60 Minutes wondered what Richard Garwin would think of the Defense Department's appraisal.
"The experiments leave 'no doubt that anomalous, excess heat is produced,'" Pelley told Garwin.
"Well, that's a statement," Garwin said. "I am living proof that there's doubt. Now, they can say that there, that excess heat is being produced. But they can't say there's no doubt. All they can say is they don't doubt. But I doubt."
"If you ask me, is this going to have any impact on our energy policy, it's impossible to say, because we don't fundamentally understand the process yet. But to say, because we don't fundamentally understand the process and that's why we're not going to study it, is like saying, 'I'm too sick to go to the doctor,'" Duncan argued.
"You know, I wonder how you feel about going public endorsing this phenomenon on 60 Minutes when maybe 90 percent, I'm guessing, of your colleagues think that it's crackpot science?" Pelley asked.

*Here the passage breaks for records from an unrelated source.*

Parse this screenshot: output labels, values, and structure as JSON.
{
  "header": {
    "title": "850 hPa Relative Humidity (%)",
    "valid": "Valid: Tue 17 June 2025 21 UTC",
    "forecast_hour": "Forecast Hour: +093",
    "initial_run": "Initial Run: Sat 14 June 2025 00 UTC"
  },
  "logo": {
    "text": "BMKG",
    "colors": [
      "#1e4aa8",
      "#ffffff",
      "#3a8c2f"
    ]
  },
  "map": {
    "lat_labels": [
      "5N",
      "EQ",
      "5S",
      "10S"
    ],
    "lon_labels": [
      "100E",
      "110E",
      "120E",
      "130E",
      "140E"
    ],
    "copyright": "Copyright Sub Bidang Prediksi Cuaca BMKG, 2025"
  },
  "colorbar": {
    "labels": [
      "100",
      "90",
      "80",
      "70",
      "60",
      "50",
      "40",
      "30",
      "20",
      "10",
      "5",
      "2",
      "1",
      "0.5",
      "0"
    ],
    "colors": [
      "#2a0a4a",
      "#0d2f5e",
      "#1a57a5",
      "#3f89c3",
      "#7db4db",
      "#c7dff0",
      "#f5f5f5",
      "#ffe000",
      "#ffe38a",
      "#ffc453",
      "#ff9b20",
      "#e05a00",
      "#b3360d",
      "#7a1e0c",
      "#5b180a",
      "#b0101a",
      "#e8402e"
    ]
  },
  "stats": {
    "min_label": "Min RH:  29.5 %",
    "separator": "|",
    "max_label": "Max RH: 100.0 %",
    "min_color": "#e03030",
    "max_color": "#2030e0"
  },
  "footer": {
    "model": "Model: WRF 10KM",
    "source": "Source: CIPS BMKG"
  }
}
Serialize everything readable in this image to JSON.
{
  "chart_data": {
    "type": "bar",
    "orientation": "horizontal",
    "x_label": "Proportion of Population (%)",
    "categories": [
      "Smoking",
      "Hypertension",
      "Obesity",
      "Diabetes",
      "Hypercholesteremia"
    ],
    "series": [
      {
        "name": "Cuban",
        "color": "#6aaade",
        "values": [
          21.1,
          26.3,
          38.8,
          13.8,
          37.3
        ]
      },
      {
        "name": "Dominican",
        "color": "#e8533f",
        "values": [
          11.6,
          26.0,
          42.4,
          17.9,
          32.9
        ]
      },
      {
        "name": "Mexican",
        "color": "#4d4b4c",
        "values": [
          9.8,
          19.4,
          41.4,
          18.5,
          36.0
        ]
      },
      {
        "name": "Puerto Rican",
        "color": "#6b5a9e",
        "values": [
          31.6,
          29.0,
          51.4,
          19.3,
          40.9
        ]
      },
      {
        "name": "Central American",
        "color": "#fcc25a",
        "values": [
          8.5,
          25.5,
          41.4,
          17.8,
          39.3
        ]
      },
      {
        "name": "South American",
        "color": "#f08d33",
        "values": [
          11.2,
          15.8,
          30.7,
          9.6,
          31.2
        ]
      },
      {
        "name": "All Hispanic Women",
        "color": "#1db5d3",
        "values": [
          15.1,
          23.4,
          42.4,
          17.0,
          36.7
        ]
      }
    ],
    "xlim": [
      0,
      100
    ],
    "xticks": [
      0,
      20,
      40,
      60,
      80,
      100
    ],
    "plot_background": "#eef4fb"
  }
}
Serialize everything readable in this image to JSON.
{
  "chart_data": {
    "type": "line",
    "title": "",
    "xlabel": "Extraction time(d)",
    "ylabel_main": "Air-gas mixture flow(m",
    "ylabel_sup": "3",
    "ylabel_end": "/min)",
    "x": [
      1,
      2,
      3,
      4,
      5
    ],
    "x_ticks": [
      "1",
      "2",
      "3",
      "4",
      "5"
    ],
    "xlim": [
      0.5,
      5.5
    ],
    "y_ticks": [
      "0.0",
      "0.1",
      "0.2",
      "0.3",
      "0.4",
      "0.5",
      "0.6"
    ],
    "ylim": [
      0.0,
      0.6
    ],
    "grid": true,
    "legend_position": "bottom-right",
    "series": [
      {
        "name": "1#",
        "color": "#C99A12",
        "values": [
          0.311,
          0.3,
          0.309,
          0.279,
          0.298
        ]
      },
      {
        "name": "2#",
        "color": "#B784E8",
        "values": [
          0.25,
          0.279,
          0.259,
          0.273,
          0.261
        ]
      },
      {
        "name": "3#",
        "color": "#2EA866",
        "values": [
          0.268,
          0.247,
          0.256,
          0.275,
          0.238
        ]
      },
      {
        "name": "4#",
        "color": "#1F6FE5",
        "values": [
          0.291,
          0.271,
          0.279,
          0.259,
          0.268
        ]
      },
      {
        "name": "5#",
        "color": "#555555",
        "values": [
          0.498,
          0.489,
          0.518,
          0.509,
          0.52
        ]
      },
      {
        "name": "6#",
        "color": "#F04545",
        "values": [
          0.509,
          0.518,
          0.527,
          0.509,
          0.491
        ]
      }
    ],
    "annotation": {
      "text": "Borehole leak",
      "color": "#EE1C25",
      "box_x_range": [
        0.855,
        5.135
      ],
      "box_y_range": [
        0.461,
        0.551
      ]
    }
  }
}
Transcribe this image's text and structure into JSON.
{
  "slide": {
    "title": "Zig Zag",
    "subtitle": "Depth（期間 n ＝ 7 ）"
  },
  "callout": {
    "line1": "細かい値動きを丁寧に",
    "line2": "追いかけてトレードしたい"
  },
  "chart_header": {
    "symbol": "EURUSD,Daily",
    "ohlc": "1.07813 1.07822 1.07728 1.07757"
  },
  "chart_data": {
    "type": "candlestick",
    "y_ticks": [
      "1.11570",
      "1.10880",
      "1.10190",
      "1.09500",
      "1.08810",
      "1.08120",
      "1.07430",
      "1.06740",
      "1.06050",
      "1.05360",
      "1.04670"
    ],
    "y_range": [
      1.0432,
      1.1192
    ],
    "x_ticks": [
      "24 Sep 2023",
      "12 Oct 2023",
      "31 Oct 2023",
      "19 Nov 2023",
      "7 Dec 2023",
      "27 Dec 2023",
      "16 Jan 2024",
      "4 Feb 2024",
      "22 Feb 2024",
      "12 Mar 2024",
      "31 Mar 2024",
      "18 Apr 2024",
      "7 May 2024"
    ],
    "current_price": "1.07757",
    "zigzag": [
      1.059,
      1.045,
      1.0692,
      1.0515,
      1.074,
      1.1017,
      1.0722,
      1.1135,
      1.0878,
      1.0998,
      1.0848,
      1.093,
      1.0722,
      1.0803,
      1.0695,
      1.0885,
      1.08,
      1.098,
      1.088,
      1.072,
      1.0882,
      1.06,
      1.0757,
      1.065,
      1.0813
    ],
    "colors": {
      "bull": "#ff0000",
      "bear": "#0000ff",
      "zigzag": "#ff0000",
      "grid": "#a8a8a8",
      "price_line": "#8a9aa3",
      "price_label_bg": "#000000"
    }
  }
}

"I certainly was among those 90 percent before I looked at the data. And I can see where they'll be very concerned when they see this piece. All I have to say is: read the published results. Talk to the scientists. Never let anyone do your thinking for you," he replied.
There was one more scientist 60 Minutes wanted to find, a man who left America in disgrace and retired with his wife to the English countryside.
Martin Fleischmann, the man who announced cold fusion to the world, is hindered by years, diabetes, Parkinson's disease and maybe a little bitterness. At home, he pulled out an improved version of his experiment, something that he was working on when he was hounded out of science.
"When you hold that in your hand and you think back on what's happened these last 20 years, what do you think?" Pelley asked.
"A wasted opportunity," Fleischmann replied.
He thinks this way because it was discredited at the time.
He told Pelley he has two regrets: calling the nuclear effect "fusion," a name coined by a competitor, and having that news conference, something he says the University of Utah wanted.
"Now that you know that your experiments have been replicated and, and improved upon in labs all over the world I wonder, do you see a day when homes will be powered by these cells, when cars will be powered by these cells?" Pelley asked.
"I think so. It wouldn't take very long to implement this," Fleischman replied, laughing. "You make me feel that I should take a part in this?"
"I'm getting you interested again?" Pelley asked.
"Yes," Fleischmann replied, laughing. "The potential is exciting."